Now I'm getting confused. Microsoft clearly says their patch
here will make XP Home right. I know that some apps need tweaking, but is this a general condition?
Are people still wondering about this ?
Windows XP Home:
1 socket
Currently 2 cores (possibly more in future)
or 2 virtual CPUs (eg: HyperThreading)
A single socket dual-core (with hyperthreading on each core)
may req WinXP Pro to see all '4 logical CPUs' though.
Most people with Pentium D Extreme Editions run WinXP Pro though.
Windows XP Pro: (x64 Edition included):
2 sockets
Currently 4 cores total (possibly more in future)
Not sure if 2 x Intel Xeons, each dual-core & hyperthreaded, would permit 8 threads to be processed at once though.
Windows 2000 / 2003 Server Editions:
Varies, Check supported hardware
If it becomes possible to process 4 threads per processor socket, (instead of 2, as of 2002) then Microsoft are very likely to release patches to support, and control, implementation... as WinXP Home (1) and Pro (2) are licensed per processor socket, not per core & not per the number of threads that can be executed at once.

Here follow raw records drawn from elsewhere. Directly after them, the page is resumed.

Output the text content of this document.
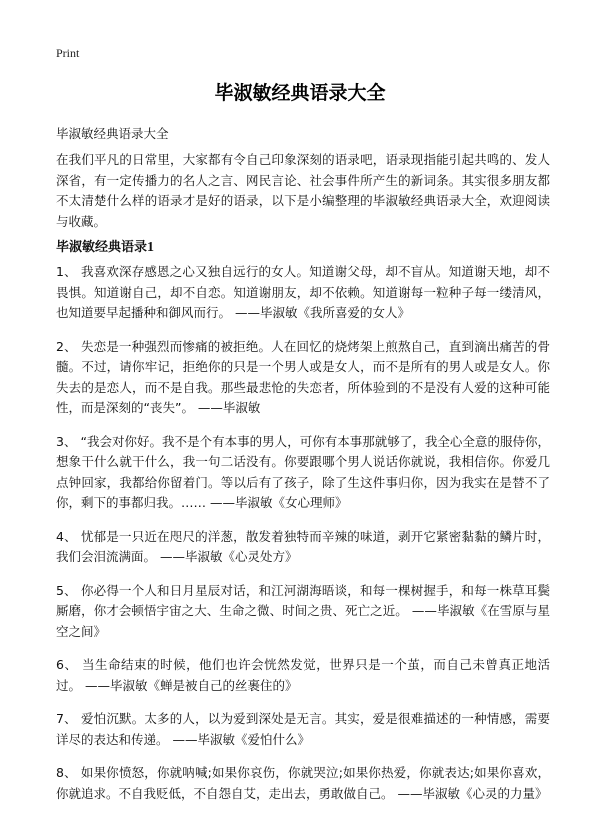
Print
毕淑敏经典语录大全

毕淑敏经典语录大全

在我们平凡的日常里，大家都有令自己印象深刻的语录吧，语录现指能引起共鸣的、发人深省，有一定传播力的名人之言、网民言论、社会事件所产生的新词条。其实很多朋友都不太清楚什么样的语录才是好的语录，以下是小编整理的毕淑敏经典语录大全，欢迎阅读与收藏。

毕淑敏经典语录1
1、 我喜欢深存感恩之心又独自远行的女人。知道谢父母，却不盲从。知道谢天地，却不畏惧。知道谢自己，却不自恋。知道谢朋友，却不依赖。知道谢每一粒种子每一缕清风，也知道要早起播种和御风而行。 ——毕淑敏《我所喜爱的女人》
2、 失恋是一种强烈而惨痛的被拒绝。人在回忆的烧烤架上煎熬自己，直到滴出痛苦的骨髓。不过，请你牢记，拒绝你的只是一个男人或是女人，而不是所有的男人或是女人。你失去的是恋人，而不是自我。那些最悲怆的失恋者，所体验到的不是没有人爱的这种可能性，而是深刻的“丧失”。 ——毕淑敏
3、 “我会对你好。我不是个有本事的男人，可你有本事那就够了，我全心全意的服侍你，想象干什么就干什么，我一句二话没有。你要跟哪个男人说话你就说，我相信你。你爱几点钟回家，我都给你留着门。等以后有了孩子，除了生这件事归你，因为我实在是替不了你，剩下的事都归我。…… ——毕淑敏《女心理师》
4、 忧郁是一只近在咫尺的洋葱，散发着独特而辛辣的味道，剥开它紧密黏黏的鳞片时，我们会泪流满面。 ——毕淑敏《心灵处方》
5、 你必得一个人和日月星辰对话，和江河湖海晤谈，和每一棵树握手，和每一株草耳鬓厮磨，你才会顿悟宇宙之大、生命之微、时间之贵、死亡之近。 ——毕淑敏《在雪原与星空之间》
6、 当生命结束的时候，他们也许会恍然发觉，世界只是一个茧，而自己未曾真正地活过。 ——毕淑敏《蝉是被自己的丝裹住的》
7、 爱怕沉默。太多的人，以为爱到深处是无言。其实，爱是很难描述的一种情感，需要详尽的表达和传递。 ——毕淑敏《爱怕什么》
8、 如果你愤怒，你就呐喊;如果你哀伤，你就哭泣;如果你热爱，你就表达;如果你喜欢，你就追求。不自我贬低，不自怨自艾，走出去，勇敢做自己。 ——毕淑敏《心灵的力量》
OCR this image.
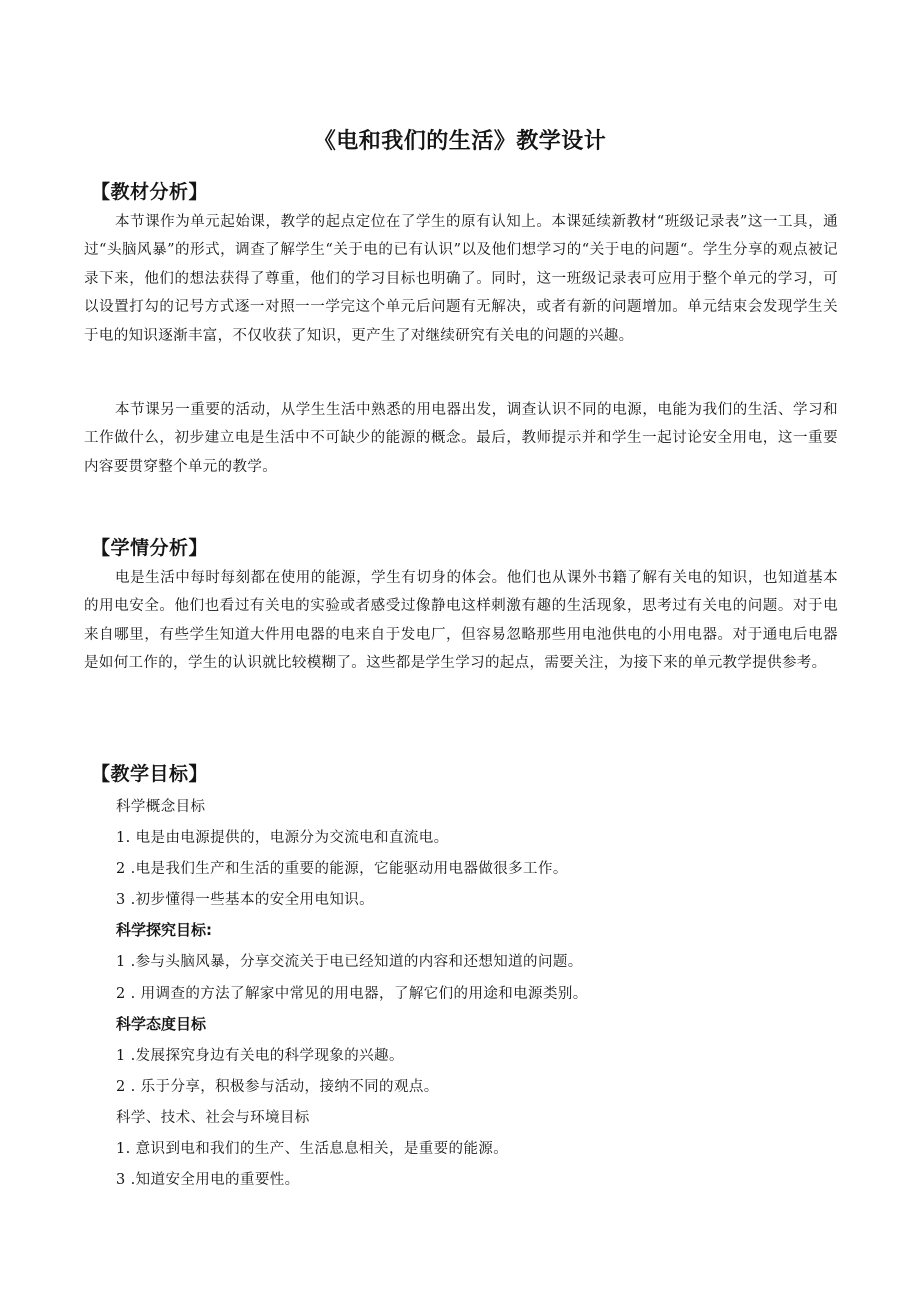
《电和我们的生活》教学设计
【教材分析】

本节课作为单元起始课，教学的起点定位在了学生的原有认知上。本课延续新教材“班级记录表”这一工具，通过“头脑风暴”的形式，调查了解学生“关于电的已有认识”以及他们想学习的“关于电的问题“。学生分享的观点被记录下来，他们的想法获得了尊重，他们的学习目标也明确了。同时，这一班级记录表可应用于整个单元的学习，可以设置打勾的记号方式逐一对照一一学完这个单元后问题有无解决，或者有新的问题增加。单元结束会发现学生关于电的知识逐渐丰富，不仅收获了知识，更产生了对继续研究有关电的问题的兴趣。

本节课另一重要的活动，从学生生活中熟悉的用电器出发，调查认识不同的电源，电能为我们的生活、学习和工作做什么，初步建立电是生活中不可缺少的能源的概念。最后，教师提示并和学生一起讨论安全用电，这一重要内容要贯穿整个单元的教学。

【学情分析】

电是生活中每时每刻都在使用的能源，学生有切身的体会。他们也从课外书籍了解有关电的知识，也知道基本的用电安全。他们也看过有关电的实验或者感受过像静电这样刺激有趣的生活现象，思考过有关电的问题。对于电来自哪里，有些学生知道大件用电器的电来自于发电厂，但容易忽略那些用电池供电的小用电器。对于通电后电器是如何工作的，学生的认识就比较模糊了。这些都是学生学习的起点，需要关注，为接下来的单元教学提供参考。

【教学目标】

科学概念目标

1. 电是由电源提供的，电源分为交流电和直流电。

2 .电是我们生产和生活的重要的能源，它能驱动用电器做很多工作。

3 .初步懂得一些基本的安全用电知识。

科学探究目标:

1 .参与头脑风暴，分享交流关于电已经知道的内容和还想知道的问题。

2 . 用调查的方法了解家中常见的用电器，了解它们的用途和电源类别。

科学态度目标

1 .发展探究身边有关电的科学现象的兴趣。

2 . 乐于分享，积极参与活动，接纳不同的观点。

科学、技术、社会与环境目标

1. 意识到电和我们的生产、生活息息相关，是重要的能源。

3 .知道安全用电的重要性。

Windows XP Home does not have inferior task scheduling either compared to XP Pro,
as some may have mentioned above, it is just limited to 1 socket (be that single core, hyperthreaded or dual-core). No doubt some will try to argue against this (sure there might be timeslice length differences, variable vs static length, etc, but it won't have a measurable negative affect performance in 99% of cases including games software).